The initiators of the change, a young socialist party, are proposing a tax rate of 150% on income earned from investments and company property.
According to the party’s assertions, the current progressive tax system is not good enough and, once introduced, the rich will pay more taxes and the rest less.
The details of the initiative are not fully understood, for example, what kind of income will be taxed, as well as the amount from which the tax increase begins.
The government has already spoken out on the plan: the federal council and parliament are advised to vote against it. Switzerland already has redistributive taxation and a wealth tax. In addition, the tax rate rises as income rises.
“Currently, the top 1% of earners pay 40% of Switzerland’s tax, a share far higher than the 10% of the revenue they earn. This means the average rate of tax paid by this group is already 6 times the rate paid by the other 99%.

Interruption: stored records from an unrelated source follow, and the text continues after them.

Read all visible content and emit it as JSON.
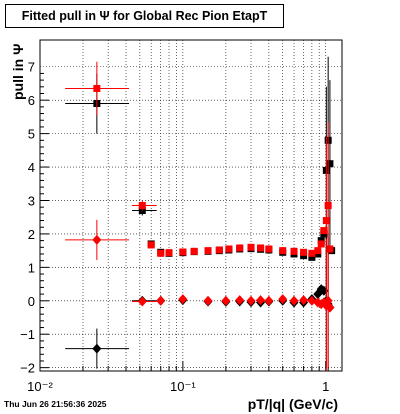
{
  "title": "Fitted pull in  Ψ  for Global Rec Pion EtapT",
  "footer": "Thu Jun 26 21:56:36 2025",
  "chart_data": {
    "type": "scatter",
    "title": "Fitted pull in  Ψ  for Global Rec Pion EtapT",
    "xlabel": "pT/|q| (GeV/c)",
    "ylabel": "pull in  Ψ",
    "xscale": "log",
    "xlim": [
      0.01,
      1.3
    ],
    "ylim": [
      -2.1,
      7.8
    ],
    "grid": true,
    "x_tick_labels": [
      "10⁻²",
      "10⁻¹",
      "1"
    ],
    "y_tick_labels": [
      "−2",
      "−1",
      "0",
      "1",
      "2",
      "3",
      "4",
      "5",
      "6",
      "7"
    ],
    "series": [
      {
        "color": "#000000",
        "marker": "square",
        "points": [
          {
            "x": 0.025,
            "y": 5.9,
            "xerr": 0.01,
            "yerr": 0.9
          },
          {
            "x": 0.052,
            "y": 2.7,
            "xerr": 0.008,
            "yerr": 0.15
          },
          {
            "x": 0.06,
            "y": 1.7
          },
          {
            "x": 0.07,
            "y": 1.45
          },
          {
            "x": 0.08,
            "y": 1.42
          },
          {
            "x": 0.1,
            "y": 1.44
          },
          {
            "x": 0.12,
            "y": 1.47
          },
          {
            "x": 0.15,
            "y": 1.48
          },
          {
            "x": 0.18,
            "y": 1.5
          },
          {
            "x": 0.21,
            "y": 1.52
          },
          {
            "x": 0.25,
            "y": 1.55
          },
          {
            "x": 0.3,
            "y": 1.56
          },
          {
            "x": 0.35,
            "y": 1.54
          },
          {
            "x": 0.4,
            "y": 1.52
          },
          {
            "x": 0.5,
            "y": 1.45
          },
          {
            "x": 0.6,
            "y": 1.4
          },
          {
            "x": 0.7,
            "y": 1.35
          },
          {
            "x": 0.8,
            "y": 1.3
          },
          {
            "x": 0.88,
            "y": 1.4
          },
          {
            "x": 0.93,
            "y": 1.8
          },
          {
            "x": 0.97,
            "y": 2.0
          },
          {
            "x": 1.01,
            "y": 3.9,
            "yerr": 2.5
          },
          {
            "x": 1.04,
            "y": 4.8,
            "yerr": 2.5
          },
          {
            "x": 1.07,
            "y": 4.1,
            "yerr": 2.5
          },
          {
            "x": 1.1,
            "y": 1.5
          }
        ]
      },
      {
        "color": "#ff0000",
        "marker": "square",
        "points": [
          {
            "x": 0.025,
            "y": 6.35,
            "xerr": 0.01,
            "yerr": 0.8
          },
          {
            "x": 0.052,
            "y": 2.85,
            "xerr": 0.008,
            "yerr": 0.15
          },
          {
            "x": 0.06,
            "y": 1.67
          },
          {
            "x": 0.07,
            "y": 1.42
          },
          {
            "x": 0.08,
            "y": 1.44
          },
          {
            "x": 0.1,
            "y": 1.46
          },
          {
            "x": 0.12,
            "y": 1.48
          },
          {
            "x": 0.15,
            "y": 1.5
          },
          {
            "x": 0.18,
            "y": 1.52
          },
          {
            "x": 0.21,
            "y": 1.55
          },
          {
            "x": 0.25,
            "y": 1.58
          },
          {
            "x": 0.3,
            "y": 1.6
          },
          {
            "x": 0.35,
            "y": 1.58
          },
          {
            "x": 0.4,
            "y": 1.55
          },
          {
            "x": 0.5,
            "y": 1.5
          },
          {
            "x": 0.6,
            "y": 1.48
          },
          {
            "x": 0.7,
            "y": 1.45
          },
          {
            "x": 0.8,
            "y": 1.42
          },
          {
            "x": 0.88,
            "y": 1.5
          },
          {
            "x": 0.93,
            "y": 1.7
          },
          {
            "x": 0.97,
            "y": 2.1
          },
          {
            "x": 1.01,
            "y": 2.4,
            "yerr": 2.5
          },
          {
            "x": 1.04,
            "y": 2.85,
            "yerr": 2.5
          },
          {
            "x": 1.07,
            "y": 1.55
          }
        ]
      },
      {
        "color": "#000000",
        "marker": "diamond",
        "points": [
          {
            "x": 0.025,
            "y": -1.43,
            "xerr": 0.01,
            "yerr": 0.6
          },
          {
            "x": 0.052,
            "y": 0.0,
            "xerr": 0.008,
            "yerr": 0.1
          },
          {
            "x": 0.07,
            "y": 0.0
          },
          {
            "x": 0.1,
            "y": 0.02
          },
          {
            "x": 0.15,
            "y": -0.02
          },
          {
            "x": 0.2,
            "y": -0.03
          },
          {
            "x": 0.25,
            "y": -0.02
          },
          {
            "x": 0.3,
            "y": -0.04
          },
          {
            "x": 0.35,
            "y": -0.05
          },
          {
            "x": 0.4,
            "y": -0.02
          },
          {
            "x": 0.5,
            "y": 0.0
          },
          {
            "x": 0.6,
            "y": -0.05
          },
          {
            "x": 0.7,
            "y": -0.05
          },
          {
            "x": 0.8,
            "y": 0.05
          },
          {
            "x": 0.88,
            "y": 0.2
          },
          {
            "x": 0.93,
            "y": 0.35
          },
          {
            "x": 0.97,
            "y": 0.3
          },
          {
            "x": 1.01,
            "y": 0.0,
            "yerr": 2.0
          },
          {
            "x": 1.04,
            "y": -0.1,
            "yerr": 2.0
          },
          {
            "x": 1.07,
            "y": -0.2
          }
        ]
      },
      {
        "color": "#ff0000",
        "marker": "diamond",
        "points": [
          {
            "x": 0.025,
            "y": 1.82,
            "xerr": 0.01,
            "yerr": 0.6
          },
          {
            "x": 0.052,
            "y": -0.02,
            "xerr": 0.008,
            "yerr": 0.1
          },
          {
            "x": 0.07,
            "y": 0.0
          },
          {
            "x": 0.1,
            "y": 0.05
          },
          {
            "x": 0.15,
            "y": 0.0
          },
          {
            "x": 0.2,
            "y": 0.0
          },
          {
            "x": 0.25,
            "y": 0.02
          },
          {
            "x": 0.3,
            "y": 0.0
          },
          {
            "x": 0.35,
            "y": 0.02
          },
          {
            "x": 0.4,
            "y": 0.0
          },
          {
            "x": 0.5,
            "y": 0.05
          },
          {
            "x": 0.6,
            "y": 0.0
          },
          {
            "x": 0.7,
            "y": 0.02
          },
          {
            "x": 0.8,
            "y": 0.0
          },
          {
            "x": 0.88,
            "y": -0.05
          },
          {
            "x": 0.93,
            "y": -0.1
          },
          {
            "x": 0.97,
            "y": -0.05
          },
          {
            "x": 1.01,
            "y": -0.15,
            "yerr": 2.0
          },
          {
            "x": 1.04,
            "y": 0.0,
            "yerr": 2.0
          },
          {
            "x": 1.07,
            "y": -0.2
          }
        ]
      }
    ]
  }
}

In addition, Switzerland’s existing wealth tax and partial double taxation of dividends already make the country quite unattractive for entrepreneurs and wealthy residents, a group whose choice of residence is sensitive to tax rates. Because of the way unlisted companies are valued, Switzerland’s wealth tax can be a headwind for entrepreneurs. Shares in start-up companies paying founders subsistence salaries can lump founders with a significant wealth tax burden at a time when they’re struggling to ensure their companies survive and make ends meet” – write lenews.